Selling produce to Concordia’s food co-operative, Le Frigo Vert, and student-run CaféX makes the project partially self-sustaining. The $80 to $100 generated weekly covers seeds, soil and the beneficial insects – ladybugs and a form of parasitic wasp – that make the organic operation possible.
The harvest is also shared by the approximately 50 volunteers who show up each week. Mostly students, they hail from an array of disciplines, including anthropology, biology, communication studies, engineering, geography and studio art. This diversity probably reflects the fact that food – and agriculture – touches many sectors: political, biological, horticultural and economic, Throness says.

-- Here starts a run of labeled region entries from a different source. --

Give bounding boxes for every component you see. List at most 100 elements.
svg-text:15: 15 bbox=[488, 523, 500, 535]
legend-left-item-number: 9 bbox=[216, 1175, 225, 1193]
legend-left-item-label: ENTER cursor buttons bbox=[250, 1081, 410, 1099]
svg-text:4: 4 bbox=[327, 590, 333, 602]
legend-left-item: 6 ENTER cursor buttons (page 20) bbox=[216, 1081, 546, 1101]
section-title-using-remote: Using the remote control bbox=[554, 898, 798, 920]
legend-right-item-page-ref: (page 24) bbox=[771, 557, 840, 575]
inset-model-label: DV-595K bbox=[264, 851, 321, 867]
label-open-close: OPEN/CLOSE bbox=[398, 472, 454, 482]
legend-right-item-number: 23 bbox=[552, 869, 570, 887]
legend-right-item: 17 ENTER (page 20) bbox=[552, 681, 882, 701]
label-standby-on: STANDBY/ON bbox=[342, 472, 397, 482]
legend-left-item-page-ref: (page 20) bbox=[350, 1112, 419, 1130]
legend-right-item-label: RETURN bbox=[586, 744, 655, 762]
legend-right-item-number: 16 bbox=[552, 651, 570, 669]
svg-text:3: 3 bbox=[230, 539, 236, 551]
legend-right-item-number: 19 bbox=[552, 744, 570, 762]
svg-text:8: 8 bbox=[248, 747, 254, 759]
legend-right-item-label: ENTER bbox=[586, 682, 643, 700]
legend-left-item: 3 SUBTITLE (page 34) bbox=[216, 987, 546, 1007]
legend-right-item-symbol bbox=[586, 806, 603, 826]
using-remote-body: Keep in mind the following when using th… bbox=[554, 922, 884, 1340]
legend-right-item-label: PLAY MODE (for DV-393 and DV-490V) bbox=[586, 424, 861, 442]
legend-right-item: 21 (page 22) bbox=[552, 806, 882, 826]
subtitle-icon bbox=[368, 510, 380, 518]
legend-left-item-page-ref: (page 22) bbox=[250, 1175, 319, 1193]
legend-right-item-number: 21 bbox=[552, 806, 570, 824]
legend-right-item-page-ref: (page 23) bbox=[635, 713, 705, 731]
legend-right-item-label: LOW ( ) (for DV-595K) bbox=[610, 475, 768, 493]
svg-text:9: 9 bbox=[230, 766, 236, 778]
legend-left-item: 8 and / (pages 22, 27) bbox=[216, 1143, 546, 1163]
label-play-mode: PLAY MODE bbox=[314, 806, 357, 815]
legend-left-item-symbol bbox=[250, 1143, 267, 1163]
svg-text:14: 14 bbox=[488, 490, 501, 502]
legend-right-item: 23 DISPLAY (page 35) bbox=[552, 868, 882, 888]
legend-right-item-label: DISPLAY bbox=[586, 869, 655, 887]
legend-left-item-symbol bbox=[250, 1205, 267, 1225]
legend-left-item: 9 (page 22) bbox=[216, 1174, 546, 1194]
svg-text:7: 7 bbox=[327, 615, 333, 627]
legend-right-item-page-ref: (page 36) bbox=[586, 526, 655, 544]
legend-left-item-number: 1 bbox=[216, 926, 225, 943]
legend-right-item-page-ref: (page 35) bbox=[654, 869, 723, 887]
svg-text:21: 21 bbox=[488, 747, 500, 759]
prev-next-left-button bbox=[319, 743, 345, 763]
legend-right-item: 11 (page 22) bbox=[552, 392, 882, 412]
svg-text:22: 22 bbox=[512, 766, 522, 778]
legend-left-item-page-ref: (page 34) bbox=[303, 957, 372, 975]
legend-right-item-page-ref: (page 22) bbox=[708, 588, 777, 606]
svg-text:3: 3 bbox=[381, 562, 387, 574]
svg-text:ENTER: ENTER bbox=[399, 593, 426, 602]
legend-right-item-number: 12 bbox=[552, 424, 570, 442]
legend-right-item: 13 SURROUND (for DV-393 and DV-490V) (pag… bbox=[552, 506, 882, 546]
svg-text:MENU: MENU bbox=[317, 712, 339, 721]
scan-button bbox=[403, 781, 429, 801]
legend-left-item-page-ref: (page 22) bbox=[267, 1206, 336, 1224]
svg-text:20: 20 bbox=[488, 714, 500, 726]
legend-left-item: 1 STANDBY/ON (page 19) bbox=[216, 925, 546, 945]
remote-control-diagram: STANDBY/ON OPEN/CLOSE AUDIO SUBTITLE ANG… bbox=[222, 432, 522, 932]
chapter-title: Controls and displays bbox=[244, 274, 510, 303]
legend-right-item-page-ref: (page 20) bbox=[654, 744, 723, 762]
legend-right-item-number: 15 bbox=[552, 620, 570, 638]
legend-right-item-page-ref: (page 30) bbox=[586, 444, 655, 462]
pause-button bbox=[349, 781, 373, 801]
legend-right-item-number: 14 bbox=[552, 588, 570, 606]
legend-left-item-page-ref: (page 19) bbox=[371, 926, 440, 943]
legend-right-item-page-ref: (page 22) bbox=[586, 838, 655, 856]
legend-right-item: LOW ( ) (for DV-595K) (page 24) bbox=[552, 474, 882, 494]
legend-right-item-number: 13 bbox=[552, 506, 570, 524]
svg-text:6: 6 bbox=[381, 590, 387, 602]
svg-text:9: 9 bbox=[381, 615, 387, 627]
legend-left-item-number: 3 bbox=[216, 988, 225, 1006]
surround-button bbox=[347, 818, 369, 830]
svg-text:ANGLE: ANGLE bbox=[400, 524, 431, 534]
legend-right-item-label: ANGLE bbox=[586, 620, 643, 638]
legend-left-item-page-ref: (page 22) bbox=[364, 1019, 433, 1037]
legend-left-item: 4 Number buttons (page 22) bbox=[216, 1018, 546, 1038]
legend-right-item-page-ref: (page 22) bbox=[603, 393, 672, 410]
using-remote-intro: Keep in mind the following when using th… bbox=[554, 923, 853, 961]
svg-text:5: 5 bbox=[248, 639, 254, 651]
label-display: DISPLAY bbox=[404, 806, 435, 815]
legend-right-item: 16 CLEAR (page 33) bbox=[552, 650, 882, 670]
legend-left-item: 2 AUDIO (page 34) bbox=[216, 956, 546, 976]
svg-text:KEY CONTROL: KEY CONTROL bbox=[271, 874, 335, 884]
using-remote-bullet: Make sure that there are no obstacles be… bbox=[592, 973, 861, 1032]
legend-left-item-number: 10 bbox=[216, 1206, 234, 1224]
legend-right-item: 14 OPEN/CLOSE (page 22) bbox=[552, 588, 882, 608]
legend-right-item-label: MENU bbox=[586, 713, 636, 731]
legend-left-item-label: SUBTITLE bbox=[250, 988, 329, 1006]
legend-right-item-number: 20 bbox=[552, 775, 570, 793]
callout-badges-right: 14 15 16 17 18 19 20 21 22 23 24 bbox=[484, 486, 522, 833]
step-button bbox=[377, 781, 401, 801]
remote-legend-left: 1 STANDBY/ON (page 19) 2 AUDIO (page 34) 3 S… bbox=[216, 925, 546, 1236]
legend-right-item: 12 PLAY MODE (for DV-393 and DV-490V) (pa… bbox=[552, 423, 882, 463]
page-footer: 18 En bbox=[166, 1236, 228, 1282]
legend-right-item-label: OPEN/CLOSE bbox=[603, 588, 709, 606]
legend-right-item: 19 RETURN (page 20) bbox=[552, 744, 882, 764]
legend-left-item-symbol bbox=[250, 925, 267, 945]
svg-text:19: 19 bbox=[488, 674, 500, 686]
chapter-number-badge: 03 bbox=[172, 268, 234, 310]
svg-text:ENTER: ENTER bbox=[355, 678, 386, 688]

Megan Hyslop, a Special Individualized MA student, is one of Throness’s cadre of loyal volunteers. Previous farm work in British Columbia left her “really passionate” about organic agriculture. “When I came to Montreal, my studies confined me to books and computers. I was missing that ‘hands in the dirt’ contact with plants, and with food.” Now the greenhouse is her on-campus home; Hyslop volunteers on Thursdays pulling out old sprouts, composting them, and then planting new seeds. She also transplants herbs, ultimately dried and donated to the university’s vegan soup kitchen, the People’s Potato.
Community outreach and involvement are essential to the 4 Seasons mandate. ‘Grow your own oyster mushroom’ workshops have proven popular, according to Throness. Mushrooms are cultivated in the dark from hanging bags of straw. Some 100 people have been taught the technique at the four workshops held to date. “Oyster mushrooms are the most delectable, delightful experience,” Throness says, who recommends sautéing them in butter or oil.
Throness has also been happy to field requests from organizations like Éco-quartier, Vanier College, the YWCA, and St. James the Apostle Church to share and develop green expertise. “We can’t accommodate all the requests but we’re going to compile a list of needs and get experts from local collective gardens – such as those run by Action Communiterre, Éco-quartier, and Les Jardins collectifs de Bouffe-Action – and train them.”
The ever-lengthening to-do list includes recruiting speakers to address theoretical and political aspects of urban agriculture and development, poverty, and food security.